Influence of few RELAP5/SCDAPSIM parameters was also tested, and it was found that their influence on core degradation kinetics and the timing of the lower head failure was negligible. Nevertheless, the user influence on RELAP5/SCDAPSIM results cannot be ruled out because correct modelling requires a qualified and experienced user with the good knowledge of plant systems and their interconnections.

4. Conclusion

Capabilities of RELAP5/SCDAPSIM and MAAP4 codes in simulating in-core severe accident progression were compared, focussing on influence of thermal hydraulics and selection of user-defined parameters. The input decks for both codes were prepared taking into account the actual geometric and operational data of NPP Krško making them qualified for a comprehensive and systematic analysis.

The correct prediction of RCS thermal hydraulic behaviour is important for the later SA progression. Oxidation rate and removal of heat from the core are dictated by the availability of coolant; thus, production of hydrogen and core heat-up and degradation depend primarily on RCS thermal hydraulics. Calculations have shown that MAAP4 results are more sensitive to variations of the RCS pressure and the coolant discharge rate from the break. Increase of the break area substantially affected the timing of both core melt process and the failure of the RPV lower head.
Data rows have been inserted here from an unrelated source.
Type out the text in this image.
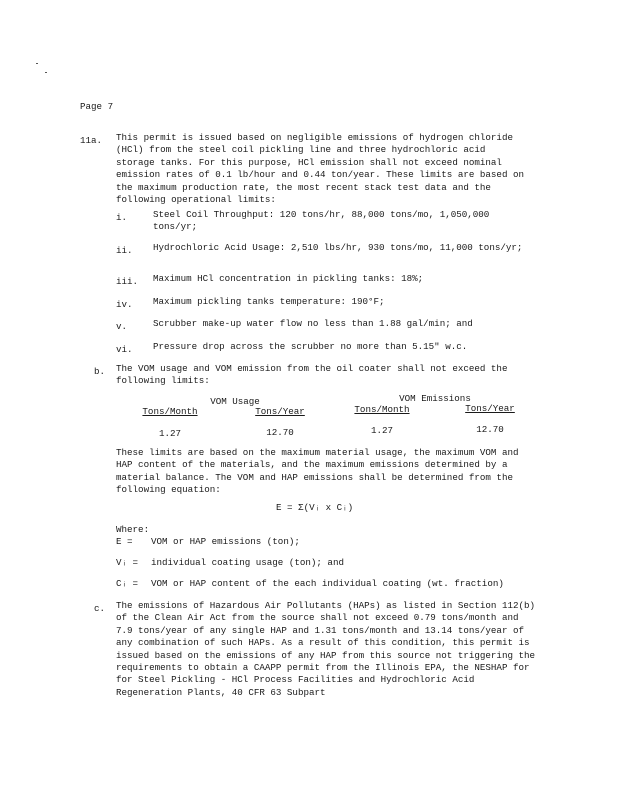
Page 7
11a. This permit is issued based on negligible emissions of hydrogen chloride (HCl) from the steel coil pickling line and three hydrochloric acid storage tanks. For this purpose, HCl emission shall not exceed nominal emission rates of 0.1 lb/hour and 0.44 ton/year. These limits are based on the maximum production rate, the most recent stack test data and the following operational limits:
i.	Steel Coil Throughput: 120 tons/hr, 88,000 tons/mo, 1,050,000 tons/yr;
ii. Hydrochloric Acid Usage: 2,510 lbs/hr, 930 tons/mo, 11,000 tons/yr;
iii. Maximum HCl concentration in pickling tanks: 18%;
iv. Maximum pickling tanks temperature: 190°F;
v.	Scrubber make-up water flow no less than 1.88 gal/min; and
vi. Pressure drop across the scrubber no more than 5.15" w.c.
b. The VOM usage and VOM emission from the oil coater shall not exceed the following limits:
VOM Usage	VOM Emissions
Tons/Month	Tons/Year	Tons/Month	Tons/Year
1.27	12.70	1.27	12.70
These limits are based on the maximum material usage, the maximum VOM and HAP content of the materials, and the maximum emissions determined by a material balance. The VOM and HAP emissions shall be determined from the following equation:
E = Σ(Vᵢ x Cᵢ)
Where:
E = VOM or HAP emissions (ton);
Vᵢ = individual coating usage (ton); and
Cᵢ = VOM or HAP content of the each individual coating (wt. fraction)
c. The emissions of Hazardous Air Pollutants (HAPs) as listed in Section 112(b) of the Clean Air Act from the source shall not exceed 0.79 tons/month and 7.9 tons/year of any single HAP and 1.31 tons/month and 13.14 tons/year of any combination of such HAPs. As a result of this condition, this permit is issued based on the emissions of any HAP from this source not triggering the requirements to obtain a CAAPP permit from the Illinois EPA, the NESHAP for for Steel Pickling - HCl Process Facilities and Hydrochloric Acid Regeneration Plants, 40 CFR 63 Subpart
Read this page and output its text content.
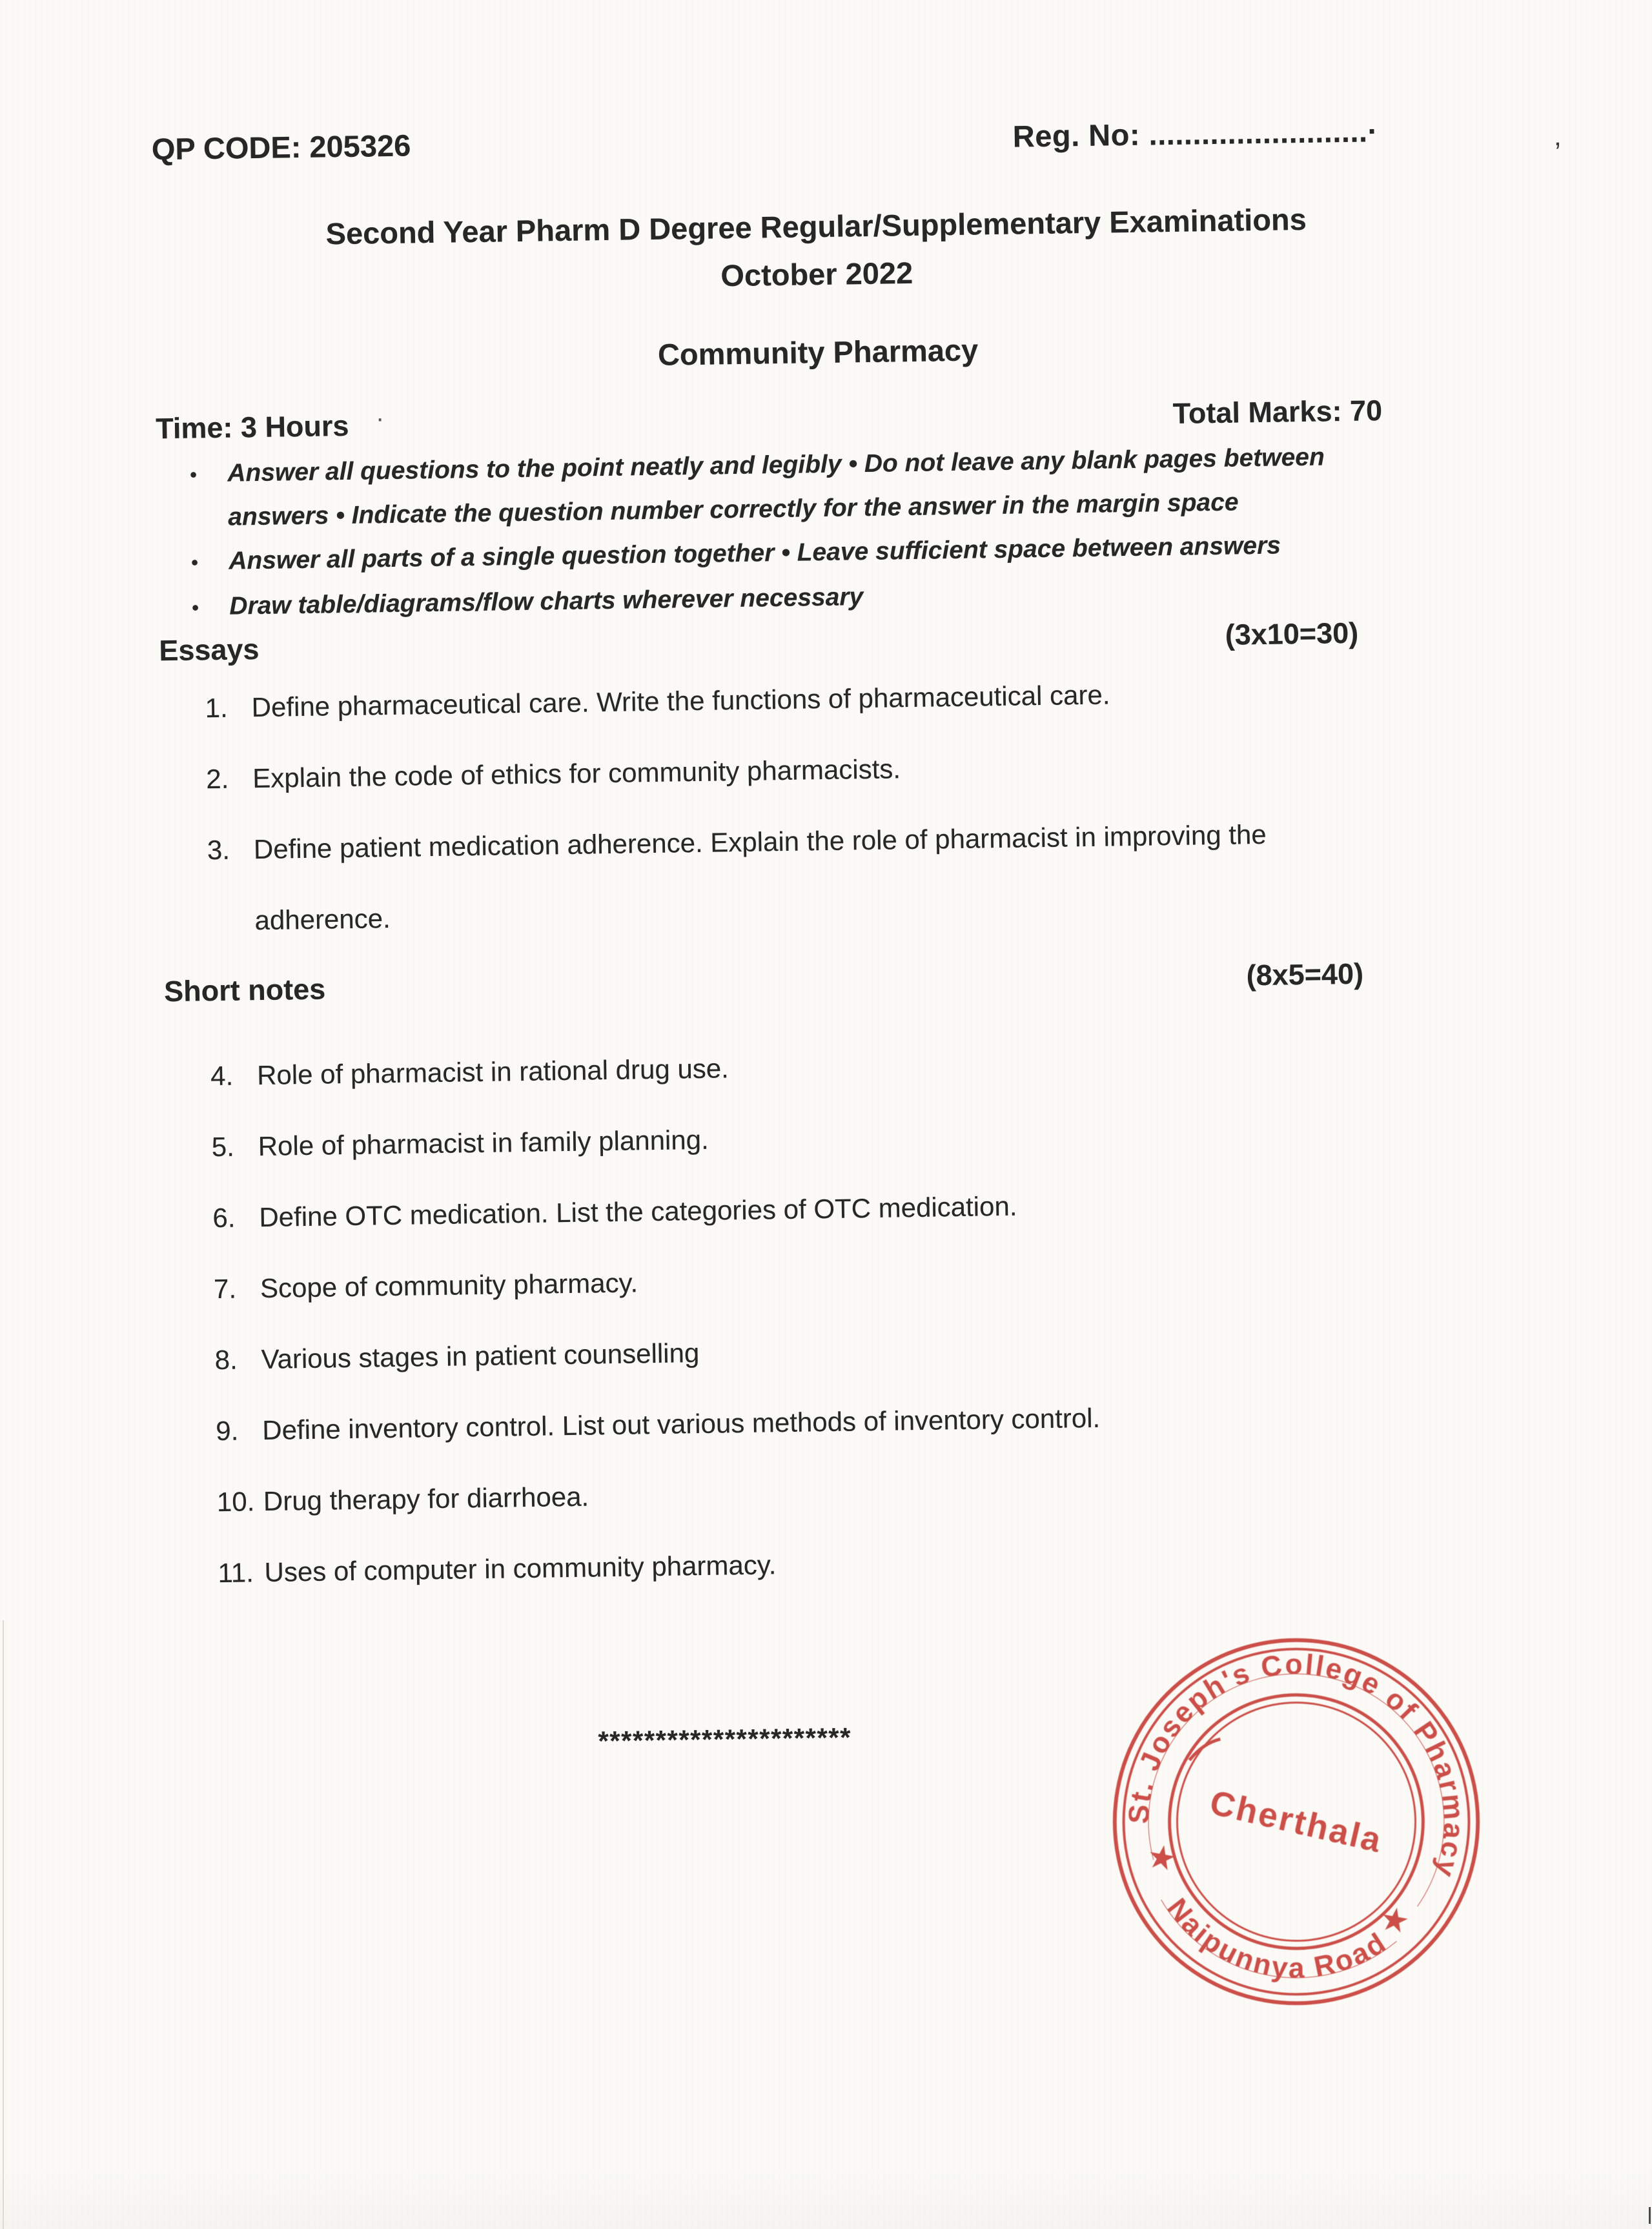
QP CODE: 205326	Reg. No: .........................·
Second Year Pharm D Degree Regular/Supplementary Examinations
October 2022
Community Pharmacy
Time: 3 Hours	Total Marks: 70
•	Answer all questions to the point neatly and legibly • Do not leave any blank pages between answers • Indicate the question number correctly for the answer in the margin space
•	Answer all parts of a single question together • Leave sufficient space between answers
•	Draw table/diagrams/flow charts wherever necessary
Essays	(3x10=30)
1. Define pharmaceutical care. Write the functions of pharmaceutical care.
2. Explain the code of ethics for community pharmacists.
3. Define patient medication adherence. Explain the role of pharmacist in improving the adherence.
Short notes	(8x5=40)
4. Role of pharmacist in rational drug use.
5. Role of pharmacist in family planning.
6. Define OTC medication. List the categories of OTC medication.
7. Scope of community pharmacy.
8. Various stages in patient counselling
9. Define inventory control. List out various methods of inventory control.
10. Drug therapy for diarrhoea.
11. Uses of computer in community pharmacy.
**********************
St. Joseph's College of Pharmacy
Naipunnya Road
Cherthala
★
★
’
·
RELAP5/SCDAPSIM, on contrary, regardless the size of the break area, predicted RPV damage almost at the same time, meaning that in the case of a large break, whatever the size of the break actually was, the core would lose its geometry early during the transient unless mitigation measures are undertaken before.

A number of user-defined parameters, especially in MAAP4 code, have to be entered during preparation of an input deck. While in RELAP5/SCDAPSIM code those parameters are used only in sensitivity calculations, in MAAP4 code their selection could significantly alter the results. The solution is to use values of the parameters recommended by MAAP4 developers or ones which are experimentally measured and confirmed.

The comparison between the codes showed not only some similar trends but also large disagreements in the obtained results. Code validation against plant and experimental data is therefore a necessary tool in testing code’s accuracy. Nevertheless, both codes showed capability of modelling complex interactions between core materials and overall core behaviour during harsh severe accident conditions.